# is there a way to delete abs from the ecu in a mk4 jetta?



## billmongold (Feb 20, 2008)

my trans mount broke and damaged my abs module and im gonna just pup a prop. valve in but im sick of looking at the abs/brake lights constantly on. how do i erase the abs option from the ecu?


----------



## GTijoejoe (Oct 6, 2001)

*Re: is there a way to delete abs from the ecu in a mk4 jetta? (billmongold)*

Honestly I don't even know if that is possible to 'delete' the ABS from the ECU software. The modulator unit has its own ECU, the Engine ECU is looking to alert any codes etc, or use wheel speed for a speedo (usually not on vw's I don't think)
You could just pull the fuse, and than take all the bulbs out


----------



## Chickenman35 (Jul 28, 2006)

*Re: is there a way to delete abs from the ecu in a mk4 jetta? (billmongold)*


_Quote, originally posted by *billmongold* »_my trans mount broke and damaged my abs module and im gonna just pup a prop. valve in but im sick of looking at the abs/brake lights constantly on. how do i erase the abs option from the ecu?

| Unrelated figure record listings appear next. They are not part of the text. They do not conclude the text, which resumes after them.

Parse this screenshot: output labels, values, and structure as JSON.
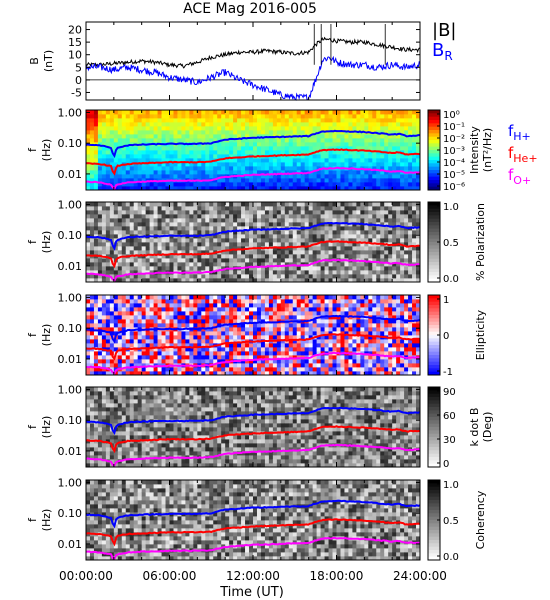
{
  "chart_data": {
    "type": "line",
    "title": "ACE Mag 2016-005",
    "xlabel": "Time (UT)",
    "x_ticks": [
      "00:00:00",
      "06:00:00",
      "12:00:00",
      "18:00:00",
      "24:00:00"
    ],
    "x_range_hours": [
      0,
      24
    ],
    "panels": [
      {
        "name": "field",
        "ylabel": "B (nT)",
        "y_ticks": [
          "20",
          "15",
          "10",
          "5",
          "0",
          "-5"
        ],
        "ylim": [
          -8,
          23
        ],
        "legend": [
          {
            "label": "|B|",
            "color": "#000000"
          },
          {
            "label": "B_R",
            "color": "#0000ff"
          }
        ],
        "series": [
          {
            "name": "|B|",
            "color": "#000000",
            "x": [
              0,
              1,
              2,
              3,
              4,
              5,
              6,
              7,
              8,
              9,
              10,
              11,
              12,
              13,
              14,
              15,
              16,
              16.5,
              17,
              17.5,
              18,
              19,
              20,
              21,
              22,
              23,
              24
            ],
            "y": [
              6,
              6,
              6.5,
              7,
              7.5,
              7,
              6,
              5.5,
              7,
              9,
              10,
              11,
              11,
              11.5,
              11,
              10.5,
              11,
              14,
              16,
              16,
              15.5,
              15,
              15,
              14,
              13,
              12,
              12
            ]
          },
          {
            "name": "B_R",
            "color": "#0000ff",
            "x": [
              0,
              1,
              2,
              3,
              4,
              5,
              6,
              7,
              8,
              9,
              10,
              11,
              12,
              13,
              14,
              15,
              16,
              16.5,
              17,
              17.5,
              18,
              19,
              20,
              21,
              22,
              23,
              24
            ],
            "y": [
              5,
              5,
              4,
              5,
              4,
              3,
              1,
              0,
              -1,
              1,
              3,
              0,
              -2,
              -4,
              -6,
              -7,
              -7,
              0,
              8,
              9,
              7,
              6,
              6,
              5,
              6,
              5,
              6
            ]
          }
        ]
      },
      {
        "name": "intensity",
        "ylabel": "f (Hz)",
        "colorbar_label": "Intensity (nT²/Hz)",
        "colorbar_ticks": [
          "10⁰",
          "10⁻¹",
          "10⁻²",
          "10⁻³",
          "10⁻⁴",
          "10⁻⁵",
          "10⁻⁶"
        ],
        "legend": [
          {
            "label": "f_H+",
            "color": "#0000ff"
          },
          {
            "label": "f_He+",
            "color": "#ff0000"
          },
          {
            "label": "f_O+",
            "color": "#ff00ff"
          }
        ]
      },
      {
        "name": "polarization",
        "ylabel": "f (Hz)",
        "colorbar_label": "% Polarization",
        "colorbar_ticks": [
          "1.0",
          "0.5",
          "0.0"
        ]
      },
      {
        "name": "ellipticity",
        "ylabel": "f (Hz)",
        "colorbar_label": "Ellipticity",
        "colorbar_ticks": [
          "1",
          "0",
          "-1"
        ]
      },
      {
        "name": "kdotb",
        "ylabel": "f (Hz)",
        "colorbar_label": "k dot B (Deg)",
        "colorbar_ticks": [
          "90",
          "60",
          "30",
          "0"
        ]
      },
      {
        "name": "coherency",
        "ylabel": "f (Hz)",
        "colorbar_label": "Coherency",
        "colorbar_ticks": [
          "1.0",
          "0.5",
          "0.0"
        ]
      }
    ],
    "freq_axis": {
      "scale": "log",
      "ylim_hz": [
        0.003,
        1.2
      ],
      "ticks": [
        "1.00",
        "0.10",
        "0.01"
      ]
    },
    "gyro_series": [
      {
        "name": "f_H+",
        "color": "#0000ff",
        "x": [
          0,
          1,
          1.8,
          2,
          2.2,
          3,
          4,
          6,
          8,
          9,
          10,
          12,
          14,
          16,
          17,
          18,
          19,
          20,
          21,
          22,
          22.5,
          23,
          24
        ],
        "y": [
          0.09,
          0.085,
          0.07,
          0.03,
          0.07,
          0.085,
          0.09,
          0.095,
          0.095,
          0.1,
          0.13,
          0.15,
          0.16,
          0.17,
          0.24,
          0.25,
          0.24,
          0.23,
          0.21,
          0.19,
          0.2,
          0.17,
          0.18
        ]
      },
      {
        "name": "f_He+",
        "color": "#ff0000",
        "x": [
          0,
          1,
          1.8,
          2,
          2.2,
          3,
          4,
          6,
          8,
          9,
          10,
          12,
          14,
          16,
          17,
          18,
          19,
          20,
          21,
          22,
          22.5,
          23,
          24
        ],
        "y": [
          0.022,
          0.021,
          0.018,
          0.008,
          0.018,
          0.021,
          0.022,
          0.024,
          0.024,
          0.025,
          0.032,
          0.037,
          0.04,
          0.043,
          0.06,
          0.062,
          0.06,
          0.057,
          0.053,
          0.048,
          0.05,
          0.043,
          0.045
        ]
      },
      {
        "name": "f_O+",
        "color": "#ff00ff",
        "x": [
          0,
          1,
          1.8,
          2,
          2.2,
          3,
          4,
          6,
          8,
          9,
          10,
          12,
          14,
          16,
          17,
          18,
          19,
          20,
          21,
          22,
          22.5,
          23,
          24
        ],
        "y": [
          0.0056,
          0.0053,
          0.0045,
          0.003,
          0.0045,
          0.0053,
          0.0056,
          0.006,
          0.006,
          0.0063,
          0.008,
          0.0093,
          0.01,
          0.0108,
          0.015,
          0.0155,
          0.015,
          0.0142,
          0.0132,
          0.012,
          0.0125,
          0.0108,
          0.0112
        ]
      }
    ]
  }
}
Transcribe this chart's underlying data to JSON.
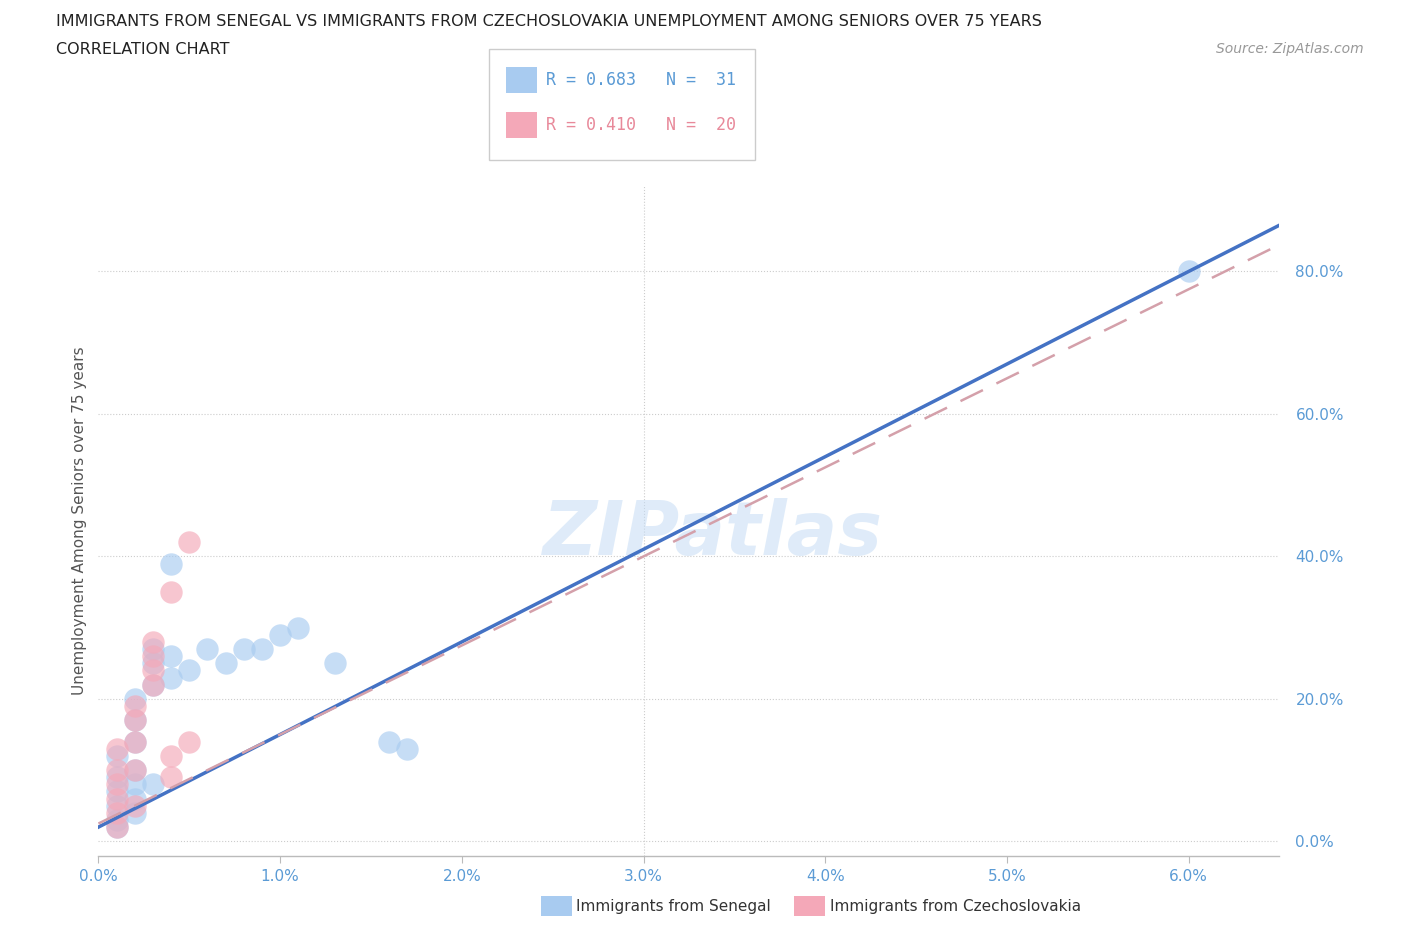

Try the " Getto ABS Fix " ....put a piece of black electrical tape over the blinking lights. Works great!!! 
My Audi's been like this for 3 years...


----------



## billmongold (Feb 20, 2008)

haha. nj plugs into the diag port and pulls codes for obd2. if you have any current ecu, abs, or airbag codes, you fail. no questions asked. even if its not emission related.


----------